By TOM MALITI, Associated Press Writer

NAIROBI, Kenya, April 16, 2004 (AP) — Sudan’s vice president and the leader of the main rebel group have called in mediators to help them break an impasse in talks to end their 21-year civil war, a rebel spokesman said Friday.

The government has refused to budge on its insistence that Islamic law apply to all residents of Sudan’s capital Khartoum during a six-year transition period, whereas the rebels have changed their position to accept that Islamic law can apply in Khartoum, but only for Muslims, said Yasir Arman, spokesman for the Sudan People’s Liberation Army.

He said the government negotiators were also rigid in negotiations on political power sharing in two disputed areas in central Sudan, which are populated by tribes from southern Sudan.

“The Khartoum position is prolonging the talks and making it difficult to finalize a peace agreement which we are almost reaching. We have decided to seek assistance from the (Intergovernmental Authority on Development) Secretariat,” Arman told The Associated Press.

Sudanese government negotiators declined to comment.

Chief mediator Lazaro Sumbeiywo told The Associated Press, “Yes, they have asked us to help them resolve the outstanding issues.”

He said he didn’t know when Sudan’s Vice President Ali Osman Taha and John Garang, the leader of the Sudan People’s Liberation Army would finalize an agreement.

Taha and Garang have been negotiating one-on-one in Naivasha, 60 kilometers (35 miles) west of Nairobi since last September to crack issues such as how government and rebel forces will be treated in an interim period.

The talks between Taha and Garang had made significant progress, with them agreeing at the end of September on what to do with their forces during the transition period.

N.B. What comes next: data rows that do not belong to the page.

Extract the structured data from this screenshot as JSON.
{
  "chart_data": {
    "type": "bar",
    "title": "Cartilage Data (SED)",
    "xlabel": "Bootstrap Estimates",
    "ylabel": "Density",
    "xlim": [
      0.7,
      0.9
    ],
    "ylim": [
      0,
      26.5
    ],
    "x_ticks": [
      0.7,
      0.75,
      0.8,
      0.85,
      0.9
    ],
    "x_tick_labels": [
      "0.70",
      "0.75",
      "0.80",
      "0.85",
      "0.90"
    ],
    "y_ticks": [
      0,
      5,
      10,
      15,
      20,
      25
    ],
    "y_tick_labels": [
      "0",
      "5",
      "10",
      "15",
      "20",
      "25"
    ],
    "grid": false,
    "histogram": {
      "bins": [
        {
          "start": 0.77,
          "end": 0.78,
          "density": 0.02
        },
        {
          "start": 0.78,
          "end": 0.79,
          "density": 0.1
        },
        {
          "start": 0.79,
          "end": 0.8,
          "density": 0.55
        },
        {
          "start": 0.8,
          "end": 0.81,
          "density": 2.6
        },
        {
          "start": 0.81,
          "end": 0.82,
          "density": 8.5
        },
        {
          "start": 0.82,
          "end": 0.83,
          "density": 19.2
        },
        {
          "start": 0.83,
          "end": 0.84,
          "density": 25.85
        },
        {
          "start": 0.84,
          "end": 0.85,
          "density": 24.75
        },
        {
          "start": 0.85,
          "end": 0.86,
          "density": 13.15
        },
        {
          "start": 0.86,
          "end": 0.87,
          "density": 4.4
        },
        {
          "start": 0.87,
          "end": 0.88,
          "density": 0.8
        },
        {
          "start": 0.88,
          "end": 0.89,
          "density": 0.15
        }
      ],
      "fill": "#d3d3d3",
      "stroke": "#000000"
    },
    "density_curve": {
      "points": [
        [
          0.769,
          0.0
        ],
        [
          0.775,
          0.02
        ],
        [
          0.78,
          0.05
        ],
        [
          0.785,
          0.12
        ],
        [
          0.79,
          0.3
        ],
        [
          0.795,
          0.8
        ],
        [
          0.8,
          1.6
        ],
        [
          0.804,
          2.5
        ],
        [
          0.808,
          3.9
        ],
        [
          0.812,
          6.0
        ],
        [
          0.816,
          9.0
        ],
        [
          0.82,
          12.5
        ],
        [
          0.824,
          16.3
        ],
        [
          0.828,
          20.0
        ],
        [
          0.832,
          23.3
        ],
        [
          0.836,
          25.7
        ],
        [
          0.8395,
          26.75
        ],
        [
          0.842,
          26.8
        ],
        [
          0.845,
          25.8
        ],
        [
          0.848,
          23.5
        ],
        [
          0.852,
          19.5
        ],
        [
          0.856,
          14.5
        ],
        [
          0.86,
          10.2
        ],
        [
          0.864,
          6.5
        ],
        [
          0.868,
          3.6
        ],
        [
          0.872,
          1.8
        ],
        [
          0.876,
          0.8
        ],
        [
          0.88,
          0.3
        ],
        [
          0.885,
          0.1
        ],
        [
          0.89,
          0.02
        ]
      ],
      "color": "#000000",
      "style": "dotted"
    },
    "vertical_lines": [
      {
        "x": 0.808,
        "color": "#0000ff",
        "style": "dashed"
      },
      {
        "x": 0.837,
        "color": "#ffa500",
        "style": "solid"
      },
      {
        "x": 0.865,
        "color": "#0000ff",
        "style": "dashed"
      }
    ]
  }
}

In January, they also signed an agreement on how to divide the wealth in Africa’s largest country.

Finalizing a peace deal for the southern rebellion is important to ending a humanitarian crisis created by a separate rebellion in the western Darfur region of Sudan, where more than 860,000 people have been driven from their homes and thousands killed.

While the fighting is unrelated, a peace agreement with southern rebels would free up diplomatic resources for peace talks to begin in Chad in two weeks to end the fighting in Darfur.